21Villa El Salvador nació en 1971, durante el régimen militar del general Juan Velasco Alvarado, a raíz de una ola de invasiones que movilizó aproximadamente a 2.500 familias a áreas desérticas situadas a unos treinta kilómetros al sur de la zona central de Lima. En este espacio en formación se experimentaron rápidamente nuevas teorías de planificación urbana basadas en la participación ciudadana, en las cuales el abastecimiento del comercio minorista no se dejó de lado. En un contexto de recursos limitados proporcionados por el Estado, los comerciantes del mercado de Villa El Salvador formaron en 1989 el Frente Único de Comerciantes Minoristas de Villa El Salvador (FUCOMIVES) para encontrar un modo de organización comunitaria y enfrentarse con una situación económica nacional muy desfavorable. Hoy, el comercio minorista de Villa El Salvador es una actividad económica realizada íntegramente por habitantes del distrito y el 76% de los puestos de trabajo de este sector económico son ocupados por mujeres (Calderón Sánchez y Corzo Arroyo 2006). Existen en este distrito 34 mercados “formales” fijos y cubiertos que son propiedad de los mismos comerciantes y 38 mercados ambulantes “informales” instalados en la vía pública llamados paraditas.11 Se observa que los mercados fijos y cubiertos no alcanzan su plena capacidad de funcionamiento debido al alto número de vendedores ambulantes instalados en la vía pública y dentro de estos recintos comerciales. Por otro lado, las condiciones sanitarias y de higiene, la inseguridad (robos menores), la dudosa calidad de algunos de los productos ofrecidos, así como las difíciles condiciones para los peatones y vehículos dentro y fuera de los mercados, colocan a estos espacios comerciales en una competencia con las grandes cadenas comerciales que atraen a la mayoría de la clase media emergente de la zona sur de Lima. Estos mercados cubiertos son administrados por comerciantes de clase popular y su actividad está dirigida, principalmente, a personas de la misma clase social. Se trata pues de un circuito popular entre actores que pertenecen mayoritariamente al mismo nivel socioeconómico.

Foto 7: Una comerciante de frutas y verduras del mercado 8 de Agosto en Villa El Salvador (16 de octubre de 2006).
4. Perfil de la muestra
22En esta categoría se ha seleccionado una muestra de 13 adolescentes que trabajan en alguna de las actividades de este sector económico. Para garantizar la representación referida a la distribución entre los sexos, y teniendo en cuenta un equilibrio relativo entre mujeres y varones, esta muestra ha dedicado una proporción pareja entre los sexos (siete mujeres y seis varones).

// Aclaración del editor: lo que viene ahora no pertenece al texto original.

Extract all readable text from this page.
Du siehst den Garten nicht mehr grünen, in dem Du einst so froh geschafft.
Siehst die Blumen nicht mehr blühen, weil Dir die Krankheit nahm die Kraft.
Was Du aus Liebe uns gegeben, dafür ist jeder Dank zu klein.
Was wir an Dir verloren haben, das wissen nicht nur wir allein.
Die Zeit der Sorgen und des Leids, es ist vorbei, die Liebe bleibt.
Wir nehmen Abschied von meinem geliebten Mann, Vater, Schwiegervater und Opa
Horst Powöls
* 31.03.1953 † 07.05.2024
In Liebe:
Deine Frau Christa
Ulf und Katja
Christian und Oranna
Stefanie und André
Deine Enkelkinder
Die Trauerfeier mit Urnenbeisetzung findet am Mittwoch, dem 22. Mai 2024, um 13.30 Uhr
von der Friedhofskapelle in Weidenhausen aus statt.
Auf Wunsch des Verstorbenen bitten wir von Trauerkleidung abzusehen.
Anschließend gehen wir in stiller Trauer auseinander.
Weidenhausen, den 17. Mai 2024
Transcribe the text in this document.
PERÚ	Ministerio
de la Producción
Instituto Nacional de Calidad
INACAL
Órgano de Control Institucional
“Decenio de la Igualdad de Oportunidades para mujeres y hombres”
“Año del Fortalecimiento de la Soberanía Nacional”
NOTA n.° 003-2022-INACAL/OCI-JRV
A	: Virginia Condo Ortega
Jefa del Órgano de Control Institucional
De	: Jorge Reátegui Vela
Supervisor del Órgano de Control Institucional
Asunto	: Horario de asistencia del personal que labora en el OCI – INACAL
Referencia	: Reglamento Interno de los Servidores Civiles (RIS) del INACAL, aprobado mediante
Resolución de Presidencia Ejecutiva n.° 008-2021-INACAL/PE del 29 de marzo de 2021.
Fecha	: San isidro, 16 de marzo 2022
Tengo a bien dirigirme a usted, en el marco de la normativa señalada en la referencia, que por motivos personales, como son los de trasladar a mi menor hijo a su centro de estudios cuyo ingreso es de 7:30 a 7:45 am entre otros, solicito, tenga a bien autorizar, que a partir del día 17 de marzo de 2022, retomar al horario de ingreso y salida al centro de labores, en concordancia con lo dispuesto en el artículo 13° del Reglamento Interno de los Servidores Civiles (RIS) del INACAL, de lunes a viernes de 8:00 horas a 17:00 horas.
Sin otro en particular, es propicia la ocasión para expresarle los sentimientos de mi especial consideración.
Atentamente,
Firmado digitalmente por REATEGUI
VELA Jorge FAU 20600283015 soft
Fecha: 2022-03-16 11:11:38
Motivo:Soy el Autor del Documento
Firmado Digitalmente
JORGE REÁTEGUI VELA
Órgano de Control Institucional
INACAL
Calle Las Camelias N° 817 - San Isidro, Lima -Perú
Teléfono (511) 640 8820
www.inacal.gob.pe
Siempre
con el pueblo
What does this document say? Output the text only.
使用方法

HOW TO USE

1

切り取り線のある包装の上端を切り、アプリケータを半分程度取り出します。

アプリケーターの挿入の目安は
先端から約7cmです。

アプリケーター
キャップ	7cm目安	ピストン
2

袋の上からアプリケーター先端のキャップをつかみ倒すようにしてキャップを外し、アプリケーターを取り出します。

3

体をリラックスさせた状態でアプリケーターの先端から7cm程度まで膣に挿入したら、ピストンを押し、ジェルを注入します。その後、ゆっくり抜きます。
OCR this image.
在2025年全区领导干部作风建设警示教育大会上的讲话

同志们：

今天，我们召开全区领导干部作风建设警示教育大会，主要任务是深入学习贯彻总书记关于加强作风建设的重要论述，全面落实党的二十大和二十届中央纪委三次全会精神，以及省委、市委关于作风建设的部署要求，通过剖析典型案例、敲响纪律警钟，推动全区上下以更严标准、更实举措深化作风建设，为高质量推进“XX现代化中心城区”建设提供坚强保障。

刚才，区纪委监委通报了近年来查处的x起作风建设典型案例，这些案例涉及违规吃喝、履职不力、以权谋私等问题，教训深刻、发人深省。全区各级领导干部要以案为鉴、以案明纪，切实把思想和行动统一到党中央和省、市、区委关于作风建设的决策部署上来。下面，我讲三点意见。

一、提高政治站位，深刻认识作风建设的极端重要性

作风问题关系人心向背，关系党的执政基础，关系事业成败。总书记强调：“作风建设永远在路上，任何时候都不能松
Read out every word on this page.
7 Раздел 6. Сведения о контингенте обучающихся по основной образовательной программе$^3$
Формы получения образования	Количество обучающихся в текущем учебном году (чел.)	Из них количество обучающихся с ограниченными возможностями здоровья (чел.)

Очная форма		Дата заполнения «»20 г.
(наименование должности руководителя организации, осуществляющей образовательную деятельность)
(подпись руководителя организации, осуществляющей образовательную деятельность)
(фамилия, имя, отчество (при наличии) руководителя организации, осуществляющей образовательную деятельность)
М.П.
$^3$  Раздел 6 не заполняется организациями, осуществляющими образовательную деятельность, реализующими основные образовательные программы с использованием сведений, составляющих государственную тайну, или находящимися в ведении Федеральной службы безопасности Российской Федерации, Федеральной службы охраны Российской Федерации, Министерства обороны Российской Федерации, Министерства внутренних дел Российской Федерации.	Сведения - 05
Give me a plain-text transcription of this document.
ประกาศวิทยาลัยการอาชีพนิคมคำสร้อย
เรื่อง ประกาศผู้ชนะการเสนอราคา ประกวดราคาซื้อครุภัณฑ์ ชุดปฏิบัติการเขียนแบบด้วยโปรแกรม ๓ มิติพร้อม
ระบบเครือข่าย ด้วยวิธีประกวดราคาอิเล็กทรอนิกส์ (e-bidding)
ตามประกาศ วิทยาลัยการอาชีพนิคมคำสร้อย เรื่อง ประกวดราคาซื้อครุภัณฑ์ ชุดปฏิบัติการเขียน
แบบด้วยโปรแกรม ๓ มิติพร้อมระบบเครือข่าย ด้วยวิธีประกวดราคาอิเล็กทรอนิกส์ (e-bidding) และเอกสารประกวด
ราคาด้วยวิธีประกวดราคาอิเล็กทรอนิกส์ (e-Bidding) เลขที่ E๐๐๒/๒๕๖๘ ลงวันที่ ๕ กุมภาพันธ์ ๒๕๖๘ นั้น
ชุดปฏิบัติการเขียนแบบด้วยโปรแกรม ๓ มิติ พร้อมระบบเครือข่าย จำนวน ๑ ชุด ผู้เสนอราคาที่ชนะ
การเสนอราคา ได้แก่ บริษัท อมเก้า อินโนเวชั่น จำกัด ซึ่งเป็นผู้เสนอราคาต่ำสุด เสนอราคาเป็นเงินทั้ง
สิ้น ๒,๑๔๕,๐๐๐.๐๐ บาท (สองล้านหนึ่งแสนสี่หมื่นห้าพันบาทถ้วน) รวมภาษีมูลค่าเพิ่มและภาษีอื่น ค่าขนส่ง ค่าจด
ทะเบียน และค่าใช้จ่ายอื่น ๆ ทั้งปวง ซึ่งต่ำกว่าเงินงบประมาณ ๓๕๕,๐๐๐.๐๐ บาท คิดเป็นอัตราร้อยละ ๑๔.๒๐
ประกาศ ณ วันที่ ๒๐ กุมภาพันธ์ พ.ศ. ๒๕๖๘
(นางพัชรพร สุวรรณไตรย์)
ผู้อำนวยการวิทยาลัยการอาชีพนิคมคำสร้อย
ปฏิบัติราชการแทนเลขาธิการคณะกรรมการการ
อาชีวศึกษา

23En cuanto a la condición escolar de estos adolescentes, se ha considerado cinco casos de adolescentes descolarizados y ocho escolarizados. Es importante mencionar los casos particulares de dos adolescentes (Elizabeth y Briseyda) que no trabajan específicamente en un mercado; la primera se dedica al comercio de bienes (venta de vidrios y marcos en San Juan de Miraflores) y la segunda a servicios (embalaje de revistas en una fábrica ubicada en el mismo distrito). Al presentar estas dos situaciones, se busca mostrar que la actividad comercial de venta de bienes o de servicios no se limita a la modalidad de contratación en los mercados (aunque es la más común), sino también a otras estructuras en las que se emplean a adolescentes.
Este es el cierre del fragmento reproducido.